Of course, none of these highfalutin' shout-outs will grab your ear as powerfully as the demonic E Street Band arrangements, rife with constant builds and breakneck rhythms. Nearly every track here starts innocently, usually with a straightforward eighth-note strum or folksy melody unaware of the beating it's about to go through. Whereas a band like Arcade Fire likes to gradually crescendo to enhance the dramatic oomph, Titus can't enjoy that luxury-- not when Stickles is already screaming by the second lyric. Fortunately the band finds unconventional ways to heighten its music, like "Arms Against Atrophy", which waits three-quarters of its duration to unveil a killer, song-altering guitar riff, or the outro on "Upon Viewing Brughel's 'Landscape with the Fall of Icarus'", when the band corrals a maelstrom of stop-start solos into a steady, almost rockabilly groove.

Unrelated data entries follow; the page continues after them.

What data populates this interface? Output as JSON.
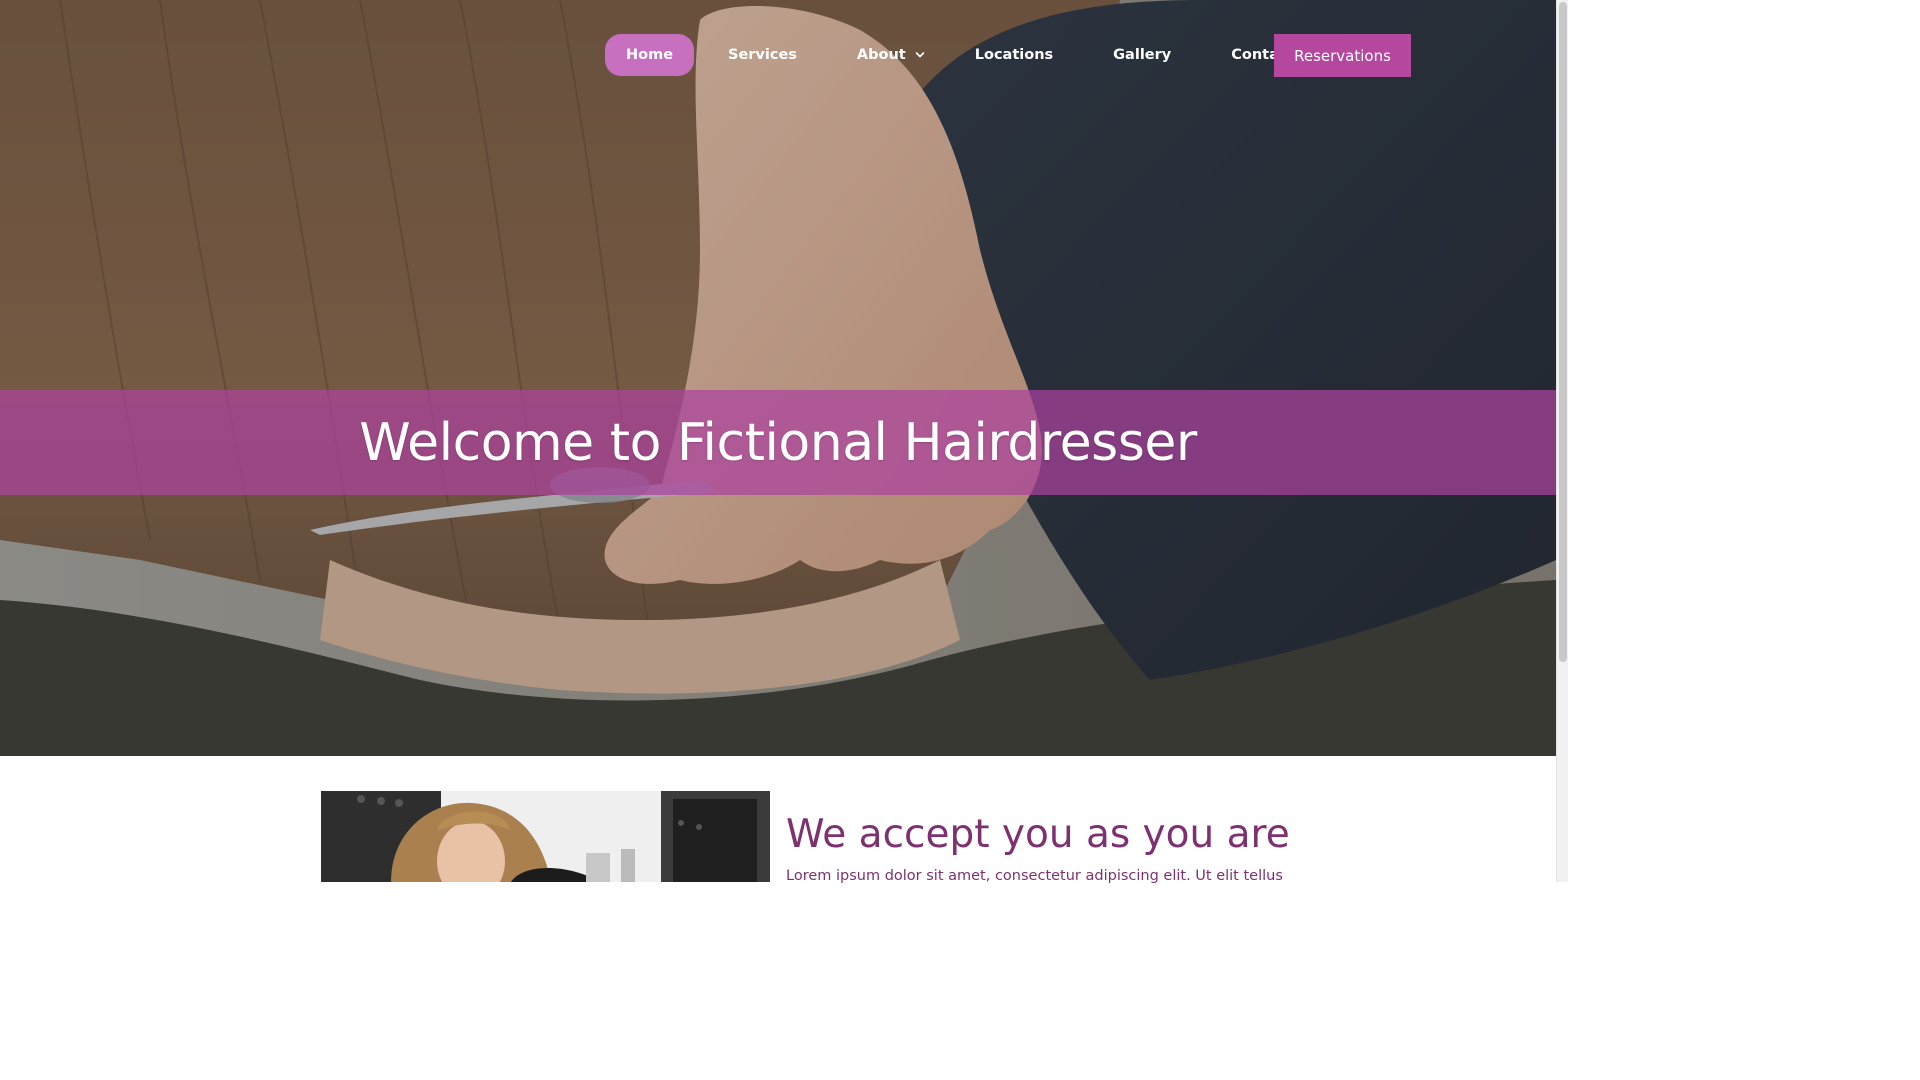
{
  "nav": {
    "items": [
      {
        "label": "Home",
        "active": true
      },
      {
        "label": "Services"
      },
      {
        "label": "About",
        "has_dropdown": true
      },
      {
        "label": "Locations"
      },
      {
        "label": "Gallery"
      },
      {
        "label": "Contact"
      }
    ],
    "cta_label": "Reservations",
    "icons": {
      "about_dropdown": "chevron-down-icon"
    }
  },
  "hero": {
    "title": "Welcome to Fictional Hairdresser",
    "image": "hairdresser cutting hair with scissors"
  },
  "content": {
    "heading": "We accept you as you are",
    "text": "Lorem ipsum dolor sit amet, consectetur adipiscing elit. Ut elit tellus",
    "image": "stylist at work in salon"
  },
  "colors": {
    "accent": "#b5479f",
    "nav_active": "#c870c0",
    "band": "#ac429e",
    "heading": "#7e3170"
  }
}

Three-minute war cry "Titus Andronicus" best encapsulates Airing's pathos, and serves as a fitting primer for an otherwise hefty and (initially) inscrutable album. Bemoaning the creativity-crushing effects of his environs ("I'll write my masterpiece some other day"), Stickles imagines a conformist nightmare of no sex, no booze, and no cigarettes, blurting "fuck everything, fuck me" in between two verses just for effect. As Airing's most memorable moment, the song's taunting chorus maxim "Your life is over!" becomes to these guys what "In the name of love!" was for early U2. On a lyric sheet, Titus Andronicus may appear to espouse the sort of wrist-cutting histrionics emo's typically lambasted for, but the magic lies in the band's oddly enthusiastic grass roots delivery. They've studied their philosophy and found that life actually is pointless, so why not go down swinging?